Gli artisti più interessanti? Uno che adoro musicalmente è Antony & The Johnsons, ma il personaggio più interessante che ho conosciuto è certamente il chitarrista dei Cure, Perry Bamonte. È venuto anche a Bolzano a trovarmi, siamo amici. Solo amici? Assolutamente sì: non confondere lavoro e sentimenti è stata ed è la mia prima regola. Musica e cos'altro? A Bolzano lavoro molto con il Servizio giovani della Provincia, che mi affida progetti molto interessanti e molto liberi. Uno in particolare, "Resistenze" - la prossima edizione sarà a fine aprile -, mi impegna parecchio e mi gratifica.

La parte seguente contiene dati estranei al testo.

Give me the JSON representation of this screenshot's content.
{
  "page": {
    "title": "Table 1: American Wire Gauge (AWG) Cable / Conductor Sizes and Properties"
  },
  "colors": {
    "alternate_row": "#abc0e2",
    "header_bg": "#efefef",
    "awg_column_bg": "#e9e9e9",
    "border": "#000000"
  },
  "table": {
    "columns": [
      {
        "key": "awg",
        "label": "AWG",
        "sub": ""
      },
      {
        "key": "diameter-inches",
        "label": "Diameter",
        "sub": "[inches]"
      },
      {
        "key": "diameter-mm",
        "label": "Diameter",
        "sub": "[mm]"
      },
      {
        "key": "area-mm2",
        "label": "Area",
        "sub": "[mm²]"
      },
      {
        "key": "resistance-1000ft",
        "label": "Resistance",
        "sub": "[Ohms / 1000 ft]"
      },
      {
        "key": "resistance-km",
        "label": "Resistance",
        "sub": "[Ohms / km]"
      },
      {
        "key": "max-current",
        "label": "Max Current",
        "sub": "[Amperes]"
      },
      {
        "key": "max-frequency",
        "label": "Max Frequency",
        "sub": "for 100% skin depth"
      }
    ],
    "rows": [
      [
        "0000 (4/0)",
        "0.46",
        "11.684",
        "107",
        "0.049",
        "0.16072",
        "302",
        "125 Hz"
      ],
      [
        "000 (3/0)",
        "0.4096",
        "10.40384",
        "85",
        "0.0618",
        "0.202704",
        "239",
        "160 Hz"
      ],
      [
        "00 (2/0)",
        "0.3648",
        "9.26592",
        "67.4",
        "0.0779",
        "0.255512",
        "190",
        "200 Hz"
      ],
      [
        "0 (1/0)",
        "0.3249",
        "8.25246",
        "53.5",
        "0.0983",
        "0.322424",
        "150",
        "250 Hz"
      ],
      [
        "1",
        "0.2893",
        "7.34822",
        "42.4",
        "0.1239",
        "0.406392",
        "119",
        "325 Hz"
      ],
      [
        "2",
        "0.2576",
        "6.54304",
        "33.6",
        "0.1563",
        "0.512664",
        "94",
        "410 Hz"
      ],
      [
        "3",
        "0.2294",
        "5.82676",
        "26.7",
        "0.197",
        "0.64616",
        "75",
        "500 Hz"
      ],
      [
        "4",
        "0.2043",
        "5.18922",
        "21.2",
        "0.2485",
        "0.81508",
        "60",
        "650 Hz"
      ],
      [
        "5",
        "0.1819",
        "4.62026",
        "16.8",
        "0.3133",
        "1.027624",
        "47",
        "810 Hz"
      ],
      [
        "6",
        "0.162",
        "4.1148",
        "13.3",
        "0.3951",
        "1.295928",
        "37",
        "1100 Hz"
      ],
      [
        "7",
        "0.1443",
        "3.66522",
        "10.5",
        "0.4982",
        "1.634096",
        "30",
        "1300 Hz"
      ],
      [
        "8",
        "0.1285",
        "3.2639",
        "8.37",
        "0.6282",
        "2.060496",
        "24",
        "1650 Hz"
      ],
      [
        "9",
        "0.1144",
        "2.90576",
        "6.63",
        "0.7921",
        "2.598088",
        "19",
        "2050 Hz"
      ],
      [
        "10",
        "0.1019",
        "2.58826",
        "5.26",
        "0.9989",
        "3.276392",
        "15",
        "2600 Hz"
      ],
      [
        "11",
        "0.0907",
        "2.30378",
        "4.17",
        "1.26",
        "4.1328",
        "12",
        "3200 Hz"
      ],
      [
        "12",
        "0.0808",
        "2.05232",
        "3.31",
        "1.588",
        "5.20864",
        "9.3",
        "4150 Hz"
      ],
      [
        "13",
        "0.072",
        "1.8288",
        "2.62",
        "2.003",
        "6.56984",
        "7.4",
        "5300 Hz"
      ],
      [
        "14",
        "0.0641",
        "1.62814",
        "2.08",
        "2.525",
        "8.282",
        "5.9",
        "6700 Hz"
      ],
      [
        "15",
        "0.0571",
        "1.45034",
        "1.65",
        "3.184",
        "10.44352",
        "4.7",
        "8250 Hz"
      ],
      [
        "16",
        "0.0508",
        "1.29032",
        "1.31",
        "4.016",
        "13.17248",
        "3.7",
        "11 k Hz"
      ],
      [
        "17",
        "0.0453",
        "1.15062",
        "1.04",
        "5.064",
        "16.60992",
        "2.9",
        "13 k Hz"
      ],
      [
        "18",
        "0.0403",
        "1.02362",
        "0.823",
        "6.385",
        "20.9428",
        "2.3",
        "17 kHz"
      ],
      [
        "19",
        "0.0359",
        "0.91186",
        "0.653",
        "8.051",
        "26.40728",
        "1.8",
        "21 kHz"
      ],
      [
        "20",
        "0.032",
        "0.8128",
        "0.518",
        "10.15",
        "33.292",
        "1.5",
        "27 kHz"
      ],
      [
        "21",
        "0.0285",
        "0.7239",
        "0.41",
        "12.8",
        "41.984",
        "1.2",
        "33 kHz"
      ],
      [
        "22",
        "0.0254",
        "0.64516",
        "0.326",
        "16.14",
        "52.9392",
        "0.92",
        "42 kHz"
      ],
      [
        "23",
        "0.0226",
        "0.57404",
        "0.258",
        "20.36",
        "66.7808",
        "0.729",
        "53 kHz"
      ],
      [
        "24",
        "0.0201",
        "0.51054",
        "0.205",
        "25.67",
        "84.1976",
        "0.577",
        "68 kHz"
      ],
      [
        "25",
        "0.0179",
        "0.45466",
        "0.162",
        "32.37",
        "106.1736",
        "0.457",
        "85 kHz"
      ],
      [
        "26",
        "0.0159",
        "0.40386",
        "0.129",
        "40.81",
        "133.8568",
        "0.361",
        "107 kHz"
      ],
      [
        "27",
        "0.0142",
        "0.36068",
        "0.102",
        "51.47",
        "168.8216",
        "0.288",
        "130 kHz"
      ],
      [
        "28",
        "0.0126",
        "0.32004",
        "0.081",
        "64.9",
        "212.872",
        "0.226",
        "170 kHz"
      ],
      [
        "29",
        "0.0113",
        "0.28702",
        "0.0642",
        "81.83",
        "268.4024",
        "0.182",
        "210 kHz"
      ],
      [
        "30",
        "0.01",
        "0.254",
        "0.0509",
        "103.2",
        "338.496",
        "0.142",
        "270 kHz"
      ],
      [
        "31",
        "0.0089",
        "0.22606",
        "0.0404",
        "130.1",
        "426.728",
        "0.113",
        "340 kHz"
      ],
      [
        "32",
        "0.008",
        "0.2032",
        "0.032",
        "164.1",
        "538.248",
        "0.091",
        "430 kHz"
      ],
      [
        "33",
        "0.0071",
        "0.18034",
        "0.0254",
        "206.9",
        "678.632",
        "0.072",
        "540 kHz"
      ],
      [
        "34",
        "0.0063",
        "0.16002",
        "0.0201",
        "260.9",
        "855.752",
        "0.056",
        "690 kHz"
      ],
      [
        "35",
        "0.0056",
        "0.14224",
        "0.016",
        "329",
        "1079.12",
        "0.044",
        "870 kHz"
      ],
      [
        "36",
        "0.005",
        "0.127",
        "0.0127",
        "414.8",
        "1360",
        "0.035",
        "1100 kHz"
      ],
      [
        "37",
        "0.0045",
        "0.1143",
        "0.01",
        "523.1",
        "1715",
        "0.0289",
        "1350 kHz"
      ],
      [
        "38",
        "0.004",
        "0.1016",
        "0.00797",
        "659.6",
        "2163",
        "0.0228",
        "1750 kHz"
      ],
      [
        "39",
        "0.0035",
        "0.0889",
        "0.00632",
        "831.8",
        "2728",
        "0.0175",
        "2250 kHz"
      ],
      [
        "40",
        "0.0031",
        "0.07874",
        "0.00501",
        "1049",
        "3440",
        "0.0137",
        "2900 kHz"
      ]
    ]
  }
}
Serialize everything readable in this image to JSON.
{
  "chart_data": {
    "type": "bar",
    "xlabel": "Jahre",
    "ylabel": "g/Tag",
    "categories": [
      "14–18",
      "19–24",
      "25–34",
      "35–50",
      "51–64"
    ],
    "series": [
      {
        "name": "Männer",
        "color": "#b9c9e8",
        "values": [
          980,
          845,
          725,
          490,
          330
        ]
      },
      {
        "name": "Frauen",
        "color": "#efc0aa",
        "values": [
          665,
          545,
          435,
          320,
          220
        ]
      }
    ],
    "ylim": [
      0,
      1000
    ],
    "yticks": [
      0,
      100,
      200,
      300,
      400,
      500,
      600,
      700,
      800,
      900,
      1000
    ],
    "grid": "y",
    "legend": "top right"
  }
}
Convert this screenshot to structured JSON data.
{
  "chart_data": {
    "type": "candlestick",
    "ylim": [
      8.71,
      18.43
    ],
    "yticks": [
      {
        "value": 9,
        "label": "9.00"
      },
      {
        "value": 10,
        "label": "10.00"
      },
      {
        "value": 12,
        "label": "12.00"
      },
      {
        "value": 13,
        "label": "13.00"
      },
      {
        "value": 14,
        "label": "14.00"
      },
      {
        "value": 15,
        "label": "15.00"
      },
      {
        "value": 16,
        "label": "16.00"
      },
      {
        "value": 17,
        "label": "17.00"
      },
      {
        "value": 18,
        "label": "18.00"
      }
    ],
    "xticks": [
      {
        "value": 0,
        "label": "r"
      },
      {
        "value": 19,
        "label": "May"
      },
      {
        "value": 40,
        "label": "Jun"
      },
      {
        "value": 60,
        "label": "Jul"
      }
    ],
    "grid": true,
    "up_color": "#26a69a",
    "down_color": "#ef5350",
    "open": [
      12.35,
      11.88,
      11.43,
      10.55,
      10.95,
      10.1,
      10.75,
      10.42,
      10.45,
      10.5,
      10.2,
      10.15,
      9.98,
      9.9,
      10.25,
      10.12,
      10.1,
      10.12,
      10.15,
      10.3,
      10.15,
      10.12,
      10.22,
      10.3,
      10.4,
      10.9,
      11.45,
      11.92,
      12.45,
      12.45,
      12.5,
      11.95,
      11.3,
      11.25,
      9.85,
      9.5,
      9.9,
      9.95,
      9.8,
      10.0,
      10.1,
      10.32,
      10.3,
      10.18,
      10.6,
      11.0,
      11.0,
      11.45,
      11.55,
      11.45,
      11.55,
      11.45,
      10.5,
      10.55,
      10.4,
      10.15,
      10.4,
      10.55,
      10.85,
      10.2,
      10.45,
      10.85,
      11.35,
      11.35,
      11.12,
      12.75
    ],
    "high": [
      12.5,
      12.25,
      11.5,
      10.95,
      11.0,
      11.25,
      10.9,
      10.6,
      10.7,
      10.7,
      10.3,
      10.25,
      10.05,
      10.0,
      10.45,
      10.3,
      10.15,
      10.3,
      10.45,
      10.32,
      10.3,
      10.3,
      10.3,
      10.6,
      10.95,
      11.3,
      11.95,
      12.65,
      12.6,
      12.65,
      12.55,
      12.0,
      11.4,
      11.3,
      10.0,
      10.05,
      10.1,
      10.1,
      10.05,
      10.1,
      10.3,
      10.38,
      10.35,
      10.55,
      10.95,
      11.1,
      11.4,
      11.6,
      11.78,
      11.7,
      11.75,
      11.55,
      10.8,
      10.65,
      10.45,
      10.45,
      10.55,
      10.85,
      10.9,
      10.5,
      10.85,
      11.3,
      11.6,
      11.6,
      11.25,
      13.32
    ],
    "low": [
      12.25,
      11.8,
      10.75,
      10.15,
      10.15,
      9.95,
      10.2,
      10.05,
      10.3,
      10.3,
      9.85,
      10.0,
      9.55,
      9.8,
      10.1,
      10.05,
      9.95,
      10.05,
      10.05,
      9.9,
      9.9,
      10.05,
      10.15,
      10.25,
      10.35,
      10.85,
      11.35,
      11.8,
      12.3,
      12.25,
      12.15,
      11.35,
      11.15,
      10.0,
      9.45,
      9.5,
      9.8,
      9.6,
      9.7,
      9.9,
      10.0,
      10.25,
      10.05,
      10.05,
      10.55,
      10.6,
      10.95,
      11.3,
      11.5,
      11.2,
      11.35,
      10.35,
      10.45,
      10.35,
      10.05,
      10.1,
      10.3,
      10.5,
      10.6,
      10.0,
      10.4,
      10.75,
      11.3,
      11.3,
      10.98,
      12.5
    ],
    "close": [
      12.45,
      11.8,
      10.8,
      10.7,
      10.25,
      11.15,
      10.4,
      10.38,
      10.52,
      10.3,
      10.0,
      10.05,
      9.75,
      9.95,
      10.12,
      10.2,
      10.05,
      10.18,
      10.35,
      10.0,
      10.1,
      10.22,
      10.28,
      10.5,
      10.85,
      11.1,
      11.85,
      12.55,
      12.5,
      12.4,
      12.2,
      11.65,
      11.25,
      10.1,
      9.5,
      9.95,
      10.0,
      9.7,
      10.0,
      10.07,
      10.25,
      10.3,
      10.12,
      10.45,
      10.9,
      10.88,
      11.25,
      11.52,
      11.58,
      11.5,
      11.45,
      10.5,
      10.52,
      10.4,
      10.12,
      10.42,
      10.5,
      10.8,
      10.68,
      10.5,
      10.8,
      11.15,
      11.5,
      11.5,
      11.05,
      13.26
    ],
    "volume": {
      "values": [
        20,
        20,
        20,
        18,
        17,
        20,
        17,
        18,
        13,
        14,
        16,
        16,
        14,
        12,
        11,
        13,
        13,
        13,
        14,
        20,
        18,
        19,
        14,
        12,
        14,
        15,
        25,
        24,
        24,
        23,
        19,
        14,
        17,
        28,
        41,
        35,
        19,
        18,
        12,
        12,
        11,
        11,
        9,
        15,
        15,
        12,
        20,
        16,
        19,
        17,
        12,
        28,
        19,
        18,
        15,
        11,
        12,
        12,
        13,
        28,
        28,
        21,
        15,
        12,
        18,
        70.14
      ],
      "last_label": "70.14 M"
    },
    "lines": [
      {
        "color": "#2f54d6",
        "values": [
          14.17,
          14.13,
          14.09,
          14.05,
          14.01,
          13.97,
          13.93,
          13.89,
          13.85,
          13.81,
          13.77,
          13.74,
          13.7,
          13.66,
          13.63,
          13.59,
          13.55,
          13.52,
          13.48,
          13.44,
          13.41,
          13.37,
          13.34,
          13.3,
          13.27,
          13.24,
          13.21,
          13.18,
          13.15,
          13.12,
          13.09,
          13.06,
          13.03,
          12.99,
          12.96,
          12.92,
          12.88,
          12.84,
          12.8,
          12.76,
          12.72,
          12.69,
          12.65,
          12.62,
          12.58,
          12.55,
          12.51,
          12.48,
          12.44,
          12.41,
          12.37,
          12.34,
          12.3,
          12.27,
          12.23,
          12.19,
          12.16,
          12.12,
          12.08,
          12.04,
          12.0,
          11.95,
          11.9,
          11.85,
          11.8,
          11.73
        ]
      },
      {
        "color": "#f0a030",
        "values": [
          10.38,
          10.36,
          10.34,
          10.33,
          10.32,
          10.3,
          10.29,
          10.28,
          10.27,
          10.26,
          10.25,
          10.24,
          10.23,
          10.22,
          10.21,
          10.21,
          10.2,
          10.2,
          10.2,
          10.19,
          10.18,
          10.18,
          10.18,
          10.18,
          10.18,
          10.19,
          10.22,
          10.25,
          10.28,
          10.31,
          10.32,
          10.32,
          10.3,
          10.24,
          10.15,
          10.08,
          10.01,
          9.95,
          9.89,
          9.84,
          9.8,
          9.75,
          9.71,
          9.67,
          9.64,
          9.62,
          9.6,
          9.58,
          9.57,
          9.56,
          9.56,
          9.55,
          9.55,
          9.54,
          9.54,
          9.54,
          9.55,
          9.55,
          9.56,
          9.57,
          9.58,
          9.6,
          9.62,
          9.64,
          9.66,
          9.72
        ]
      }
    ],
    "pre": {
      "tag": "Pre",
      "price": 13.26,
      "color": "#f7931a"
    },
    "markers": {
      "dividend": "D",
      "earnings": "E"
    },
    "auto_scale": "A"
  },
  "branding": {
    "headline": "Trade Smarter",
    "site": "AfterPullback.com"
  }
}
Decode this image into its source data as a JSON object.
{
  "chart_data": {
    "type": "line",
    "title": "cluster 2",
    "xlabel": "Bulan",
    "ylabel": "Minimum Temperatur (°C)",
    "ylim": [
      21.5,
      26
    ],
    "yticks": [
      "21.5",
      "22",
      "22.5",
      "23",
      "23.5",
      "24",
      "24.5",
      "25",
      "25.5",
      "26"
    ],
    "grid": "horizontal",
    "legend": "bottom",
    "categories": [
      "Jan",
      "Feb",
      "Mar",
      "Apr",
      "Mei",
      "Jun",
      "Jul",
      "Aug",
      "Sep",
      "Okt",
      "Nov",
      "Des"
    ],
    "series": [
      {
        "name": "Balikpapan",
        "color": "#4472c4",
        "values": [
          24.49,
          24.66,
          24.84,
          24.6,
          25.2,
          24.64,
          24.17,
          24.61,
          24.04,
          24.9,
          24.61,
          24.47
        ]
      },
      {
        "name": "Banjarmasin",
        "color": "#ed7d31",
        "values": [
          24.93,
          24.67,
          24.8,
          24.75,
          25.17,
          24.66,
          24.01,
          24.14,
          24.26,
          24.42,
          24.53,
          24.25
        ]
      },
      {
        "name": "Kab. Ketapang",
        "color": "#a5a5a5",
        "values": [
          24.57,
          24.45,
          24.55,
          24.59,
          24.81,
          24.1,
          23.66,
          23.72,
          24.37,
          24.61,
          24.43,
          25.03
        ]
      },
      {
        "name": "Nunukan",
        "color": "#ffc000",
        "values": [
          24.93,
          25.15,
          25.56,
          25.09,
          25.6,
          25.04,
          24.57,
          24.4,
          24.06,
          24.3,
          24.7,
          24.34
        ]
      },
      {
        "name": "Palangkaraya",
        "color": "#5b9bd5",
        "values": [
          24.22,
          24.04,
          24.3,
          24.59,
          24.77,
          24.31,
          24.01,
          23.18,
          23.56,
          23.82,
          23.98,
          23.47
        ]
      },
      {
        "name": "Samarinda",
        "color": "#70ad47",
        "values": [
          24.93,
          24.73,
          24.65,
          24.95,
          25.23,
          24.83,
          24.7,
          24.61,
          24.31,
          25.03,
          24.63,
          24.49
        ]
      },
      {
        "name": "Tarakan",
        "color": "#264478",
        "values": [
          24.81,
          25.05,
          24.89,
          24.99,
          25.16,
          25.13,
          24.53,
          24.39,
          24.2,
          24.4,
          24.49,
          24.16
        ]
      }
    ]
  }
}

Ho fatto ritratti dedicati alle resistenze di tutti i generi, dal partigiano Lionello Bertoldi alla famiglia impegnata nelle adozioni, alla suora di clausura. L'immagine è abbinata a un messaggio che loro scrivono e che nasce da un lavoro di "scavo" fatto assieme. Lì applico la fototerapia, che utilizzo anche per un progetto che si chiama "Giovani e anziani" e che è costituito da "dialoghi" fotografici: un anziano racconta la propria vita attraverso immagini e parole. E non ha idea di quanti giovani ci sono disposti ad ascoltare storie di anziani. Una bella esperienza. Prevale il bianco e nero. Per me il bianco e nero è il colore della musica, perché è una scelta che mi consente di fare più ricerca e meno documentazione.

È diventato il mio stile, e musicisti e riviste apprezzano proprio questo, il mio modo di fare bianconero. Adoro partire dal nero ed estrarre l'immagine da lì. Potremmo definirla psicofotografa, o fototerapeuta. Il secondo rende bene l'idea. E del resto quando chiedi a una persona di farsi fotografare ma anche di scrivere qualche cosa di sé da raccontare agli altri, è come fare una seduta di psicoterapia, con la macchina fotografica al posto del registratore. Guadagna abbastanza?

A volte meno di quello che dovrei, almeno in proporzione all'impegno. Lavoro spesso anche di notte, ma sono felice così. Un sogno? Aprire una scuola di fotografia qui in Alto Adige. Ma del tipo che dico io: fototerapia, insomma.